Hmm. It's still puzzling, and I'm not 100% sure whether your analysis is right. The above shows it's freed by task 255, while the task hitting UAF itself is 255. It might be rather the combination of devres and delayed releases.
With CONFIG_DEBUG_KOBJECT_RELEASE, the kernel should show the info of each delayed release kobject. Could you give them together with the Oops, so that we can see the flow how it hits UAF?
Now I slowly understand what's happening. Essentially, it's because the *embedded* struct device is released asynchronously from the ALSA's resource management (via dev_free ops). The objects may be already released via card's device release (that calls snd_device_free_all()), while the release of each struct device that was already triggered beforehand can be delayed due to the debug option.
Ah that actually is the second bug I am still working on and not this one. This patch fixes a bug in both the devm and non-devm case.
If you look at snd_card_init it installs release_card_device as the release function for the struct device card_dev.

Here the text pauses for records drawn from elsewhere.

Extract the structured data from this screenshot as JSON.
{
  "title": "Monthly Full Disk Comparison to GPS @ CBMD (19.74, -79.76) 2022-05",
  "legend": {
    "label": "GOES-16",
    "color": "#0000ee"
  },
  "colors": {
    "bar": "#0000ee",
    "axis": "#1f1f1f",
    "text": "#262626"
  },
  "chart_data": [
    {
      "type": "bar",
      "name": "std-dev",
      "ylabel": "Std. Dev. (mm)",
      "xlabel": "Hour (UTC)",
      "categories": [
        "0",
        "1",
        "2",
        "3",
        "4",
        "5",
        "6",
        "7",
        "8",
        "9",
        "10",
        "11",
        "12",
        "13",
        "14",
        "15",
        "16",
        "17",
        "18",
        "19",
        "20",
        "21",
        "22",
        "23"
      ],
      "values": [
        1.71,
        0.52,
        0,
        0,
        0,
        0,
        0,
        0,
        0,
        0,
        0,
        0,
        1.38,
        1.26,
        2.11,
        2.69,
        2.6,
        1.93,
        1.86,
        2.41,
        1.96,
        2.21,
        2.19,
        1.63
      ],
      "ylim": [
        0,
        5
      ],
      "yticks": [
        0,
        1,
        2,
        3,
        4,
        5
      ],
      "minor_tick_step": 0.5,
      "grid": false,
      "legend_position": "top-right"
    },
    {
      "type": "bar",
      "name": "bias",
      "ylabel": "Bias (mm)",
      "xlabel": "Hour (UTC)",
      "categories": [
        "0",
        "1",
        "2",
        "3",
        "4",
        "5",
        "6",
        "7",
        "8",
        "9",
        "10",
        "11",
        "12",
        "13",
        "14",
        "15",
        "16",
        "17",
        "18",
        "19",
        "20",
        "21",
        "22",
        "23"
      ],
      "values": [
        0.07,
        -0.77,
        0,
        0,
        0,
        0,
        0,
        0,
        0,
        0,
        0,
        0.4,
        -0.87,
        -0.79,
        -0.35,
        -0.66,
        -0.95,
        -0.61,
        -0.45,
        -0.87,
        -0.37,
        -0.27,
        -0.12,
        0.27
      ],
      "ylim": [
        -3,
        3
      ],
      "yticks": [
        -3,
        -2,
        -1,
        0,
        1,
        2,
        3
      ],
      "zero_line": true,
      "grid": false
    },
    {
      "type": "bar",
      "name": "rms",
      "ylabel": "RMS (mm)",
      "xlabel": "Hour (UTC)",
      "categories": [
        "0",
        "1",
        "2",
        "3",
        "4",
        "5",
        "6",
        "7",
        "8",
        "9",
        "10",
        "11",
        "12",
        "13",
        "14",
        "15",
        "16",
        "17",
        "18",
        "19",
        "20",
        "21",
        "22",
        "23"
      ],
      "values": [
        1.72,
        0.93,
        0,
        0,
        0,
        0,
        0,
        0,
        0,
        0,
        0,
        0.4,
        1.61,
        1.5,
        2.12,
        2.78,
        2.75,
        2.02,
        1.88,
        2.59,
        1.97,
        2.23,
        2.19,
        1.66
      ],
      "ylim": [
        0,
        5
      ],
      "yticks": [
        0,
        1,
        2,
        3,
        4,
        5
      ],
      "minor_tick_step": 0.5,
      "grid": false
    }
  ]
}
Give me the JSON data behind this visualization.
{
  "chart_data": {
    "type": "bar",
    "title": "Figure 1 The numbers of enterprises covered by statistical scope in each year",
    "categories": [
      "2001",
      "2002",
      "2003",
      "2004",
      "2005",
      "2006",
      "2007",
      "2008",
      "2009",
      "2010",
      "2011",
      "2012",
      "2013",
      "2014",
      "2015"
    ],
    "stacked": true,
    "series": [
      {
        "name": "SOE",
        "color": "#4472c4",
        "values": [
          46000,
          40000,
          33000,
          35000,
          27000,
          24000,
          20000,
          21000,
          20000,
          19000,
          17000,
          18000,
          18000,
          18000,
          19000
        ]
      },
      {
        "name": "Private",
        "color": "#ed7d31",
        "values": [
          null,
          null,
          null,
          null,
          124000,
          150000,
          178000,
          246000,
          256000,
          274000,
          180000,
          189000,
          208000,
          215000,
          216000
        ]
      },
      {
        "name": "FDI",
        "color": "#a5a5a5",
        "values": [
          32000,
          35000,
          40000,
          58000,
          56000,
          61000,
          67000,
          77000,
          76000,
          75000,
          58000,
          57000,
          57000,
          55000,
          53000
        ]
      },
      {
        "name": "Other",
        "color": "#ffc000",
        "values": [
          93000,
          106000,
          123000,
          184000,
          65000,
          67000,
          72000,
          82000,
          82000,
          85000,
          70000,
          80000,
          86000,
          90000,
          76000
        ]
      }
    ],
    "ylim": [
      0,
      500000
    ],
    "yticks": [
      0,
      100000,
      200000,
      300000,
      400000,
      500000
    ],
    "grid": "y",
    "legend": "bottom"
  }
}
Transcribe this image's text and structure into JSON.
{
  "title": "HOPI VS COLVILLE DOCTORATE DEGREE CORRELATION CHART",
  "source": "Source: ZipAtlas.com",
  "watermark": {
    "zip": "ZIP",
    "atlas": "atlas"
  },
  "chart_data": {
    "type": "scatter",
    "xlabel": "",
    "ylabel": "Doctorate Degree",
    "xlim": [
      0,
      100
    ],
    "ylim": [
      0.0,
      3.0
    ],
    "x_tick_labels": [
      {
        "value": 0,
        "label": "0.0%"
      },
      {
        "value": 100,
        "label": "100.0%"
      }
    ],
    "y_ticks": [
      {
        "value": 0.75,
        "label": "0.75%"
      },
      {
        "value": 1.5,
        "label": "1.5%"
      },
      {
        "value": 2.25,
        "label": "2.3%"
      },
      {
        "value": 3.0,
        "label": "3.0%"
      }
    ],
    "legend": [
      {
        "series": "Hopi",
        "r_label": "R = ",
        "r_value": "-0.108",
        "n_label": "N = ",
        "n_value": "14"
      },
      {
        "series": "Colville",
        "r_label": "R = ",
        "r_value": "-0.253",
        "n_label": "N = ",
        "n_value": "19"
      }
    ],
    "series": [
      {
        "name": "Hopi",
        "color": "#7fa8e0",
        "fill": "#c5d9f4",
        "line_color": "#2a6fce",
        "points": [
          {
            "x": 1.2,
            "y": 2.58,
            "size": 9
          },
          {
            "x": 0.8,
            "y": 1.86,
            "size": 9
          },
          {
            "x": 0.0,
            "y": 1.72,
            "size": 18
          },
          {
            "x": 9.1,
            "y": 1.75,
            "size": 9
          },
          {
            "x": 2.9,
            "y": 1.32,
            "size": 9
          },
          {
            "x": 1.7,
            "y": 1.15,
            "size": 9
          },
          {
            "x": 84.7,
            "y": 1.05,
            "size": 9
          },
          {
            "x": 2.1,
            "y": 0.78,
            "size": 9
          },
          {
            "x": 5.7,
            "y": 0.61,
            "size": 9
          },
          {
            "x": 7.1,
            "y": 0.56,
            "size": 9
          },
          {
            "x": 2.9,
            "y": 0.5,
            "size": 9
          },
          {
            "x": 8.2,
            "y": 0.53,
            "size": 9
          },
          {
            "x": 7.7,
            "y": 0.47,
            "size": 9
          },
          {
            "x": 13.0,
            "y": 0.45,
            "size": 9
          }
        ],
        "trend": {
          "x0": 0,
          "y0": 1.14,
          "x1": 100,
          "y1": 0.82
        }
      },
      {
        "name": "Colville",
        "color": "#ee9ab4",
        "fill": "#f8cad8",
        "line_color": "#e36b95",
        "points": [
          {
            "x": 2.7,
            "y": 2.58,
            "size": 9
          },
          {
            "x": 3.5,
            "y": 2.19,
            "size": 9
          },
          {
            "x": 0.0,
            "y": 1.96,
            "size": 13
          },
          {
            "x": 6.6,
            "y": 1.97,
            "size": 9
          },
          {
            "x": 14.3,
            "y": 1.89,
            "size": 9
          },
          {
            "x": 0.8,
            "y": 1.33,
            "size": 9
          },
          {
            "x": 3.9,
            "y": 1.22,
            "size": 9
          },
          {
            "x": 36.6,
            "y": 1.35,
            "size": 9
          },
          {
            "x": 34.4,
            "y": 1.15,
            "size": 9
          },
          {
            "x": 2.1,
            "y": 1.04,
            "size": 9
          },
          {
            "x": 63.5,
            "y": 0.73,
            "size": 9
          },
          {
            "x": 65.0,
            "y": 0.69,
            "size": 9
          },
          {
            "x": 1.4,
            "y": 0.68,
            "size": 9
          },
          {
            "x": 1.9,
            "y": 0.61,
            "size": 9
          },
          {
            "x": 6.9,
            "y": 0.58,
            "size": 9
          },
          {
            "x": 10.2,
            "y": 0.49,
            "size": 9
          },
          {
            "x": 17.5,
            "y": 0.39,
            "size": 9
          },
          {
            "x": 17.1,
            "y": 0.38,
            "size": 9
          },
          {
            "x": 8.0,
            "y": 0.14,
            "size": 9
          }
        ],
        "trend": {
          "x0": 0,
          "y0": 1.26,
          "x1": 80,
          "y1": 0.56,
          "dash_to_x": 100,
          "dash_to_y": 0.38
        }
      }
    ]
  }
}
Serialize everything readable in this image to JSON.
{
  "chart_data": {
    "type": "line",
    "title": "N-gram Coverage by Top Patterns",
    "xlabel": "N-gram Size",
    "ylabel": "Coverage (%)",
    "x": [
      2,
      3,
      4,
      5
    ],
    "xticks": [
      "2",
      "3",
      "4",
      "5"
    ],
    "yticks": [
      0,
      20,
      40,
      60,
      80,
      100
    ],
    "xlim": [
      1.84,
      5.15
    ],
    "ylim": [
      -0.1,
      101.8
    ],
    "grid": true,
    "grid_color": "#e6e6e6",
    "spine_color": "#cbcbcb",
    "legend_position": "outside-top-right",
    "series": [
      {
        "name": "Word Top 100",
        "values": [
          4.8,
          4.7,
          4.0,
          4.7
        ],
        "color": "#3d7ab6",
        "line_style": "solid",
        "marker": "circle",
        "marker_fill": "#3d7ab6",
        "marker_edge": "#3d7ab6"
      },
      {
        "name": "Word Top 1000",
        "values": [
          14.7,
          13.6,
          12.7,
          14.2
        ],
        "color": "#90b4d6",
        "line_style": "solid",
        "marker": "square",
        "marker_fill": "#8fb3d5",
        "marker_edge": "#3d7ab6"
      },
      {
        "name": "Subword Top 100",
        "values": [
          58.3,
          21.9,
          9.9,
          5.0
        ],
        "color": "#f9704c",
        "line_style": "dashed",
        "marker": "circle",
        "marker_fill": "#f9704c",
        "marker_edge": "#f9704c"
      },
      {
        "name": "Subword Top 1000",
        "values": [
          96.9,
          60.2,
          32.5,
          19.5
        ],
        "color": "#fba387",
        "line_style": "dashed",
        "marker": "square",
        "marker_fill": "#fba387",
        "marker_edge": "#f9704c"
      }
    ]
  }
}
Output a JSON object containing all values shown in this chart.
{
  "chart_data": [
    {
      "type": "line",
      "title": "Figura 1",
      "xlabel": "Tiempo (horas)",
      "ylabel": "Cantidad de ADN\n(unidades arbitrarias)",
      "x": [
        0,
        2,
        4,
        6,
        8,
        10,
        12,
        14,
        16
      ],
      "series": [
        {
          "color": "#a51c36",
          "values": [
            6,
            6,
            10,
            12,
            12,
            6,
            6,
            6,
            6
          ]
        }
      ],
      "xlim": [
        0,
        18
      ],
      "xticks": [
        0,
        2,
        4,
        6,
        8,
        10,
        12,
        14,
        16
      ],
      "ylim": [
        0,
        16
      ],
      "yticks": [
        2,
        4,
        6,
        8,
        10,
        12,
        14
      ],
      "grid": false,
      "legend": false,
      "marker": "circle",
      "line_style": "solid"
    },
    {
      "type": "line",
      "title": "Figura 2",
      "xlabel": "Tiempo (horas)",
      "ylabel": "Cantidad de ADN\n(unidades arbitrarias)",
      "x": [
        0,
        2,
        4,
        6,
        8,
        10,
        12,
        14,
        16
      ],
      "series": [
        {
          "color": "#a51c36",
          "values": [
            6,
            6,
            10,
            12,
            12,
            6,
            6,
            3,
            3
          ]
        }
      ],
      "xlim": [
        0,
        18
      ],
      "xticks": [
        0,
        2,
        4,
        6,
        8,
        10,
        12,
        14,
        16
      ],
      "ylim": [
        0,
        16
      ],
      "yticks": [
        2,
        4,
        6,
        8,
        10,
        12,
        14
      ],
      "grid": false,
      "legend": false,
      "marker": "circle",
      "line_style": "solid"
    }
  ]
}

snd_card also has another struct device embedded in it, ctl_dev.
release_card_device calls snd_card_do_free which at the end releases the snd_card struct.
The problem here is that in the kernel hacking situation, the release function on the devices are not always called inplace (i.e. assuming proper referencing counting behaviour). So with a bit of RNG, you hit a case where card_dev runs release_card_device before ctl_dev, or even before the PCM devices which results in the release function operating on a freed pointer.
The other sign this is an issue is that we have 2 struct devices in the same memory allocation (both in card and pcm), therefore they cannot properly own their release.
You code change looks mostly fine, but as far as I see, compress_offload also needs a similar change. Meanwhile, rawmidi and hwdep do release the object via device release properly, so those are fine. Ditto for sequencer. And timer is only a global device, hence it must be fine.
Yes I noticed this too, will draft versions for them once I have the snd_card devm version solved. So far though only snd_card has reproduced the devm/release race.
And, I believe we need a bit more detailed patch description. So, could you improve the patch description, split the change to each component (control, pcm and compress_offload), and resubmit?
I can definitely update this to contain a bit more detail. That being said, given the confusion about which bug this solves, do you still want me to split this up? The bug is not resolved without both PCM and card change for this bug which is hit in the delayed release, but they are for two different paths reported by KASAN.
Also, maybe it's worth to change snd_device_initialize() to take the release (optional) argument, too, instead of setting it explicitly afterwards at each place. Already majority of callers will set own release callbacks. This can be done at one more additional patch at last.
Sounds like a good idea, definitely an option once we get the underlying issue solved.
Curtis
thanks,
Takashi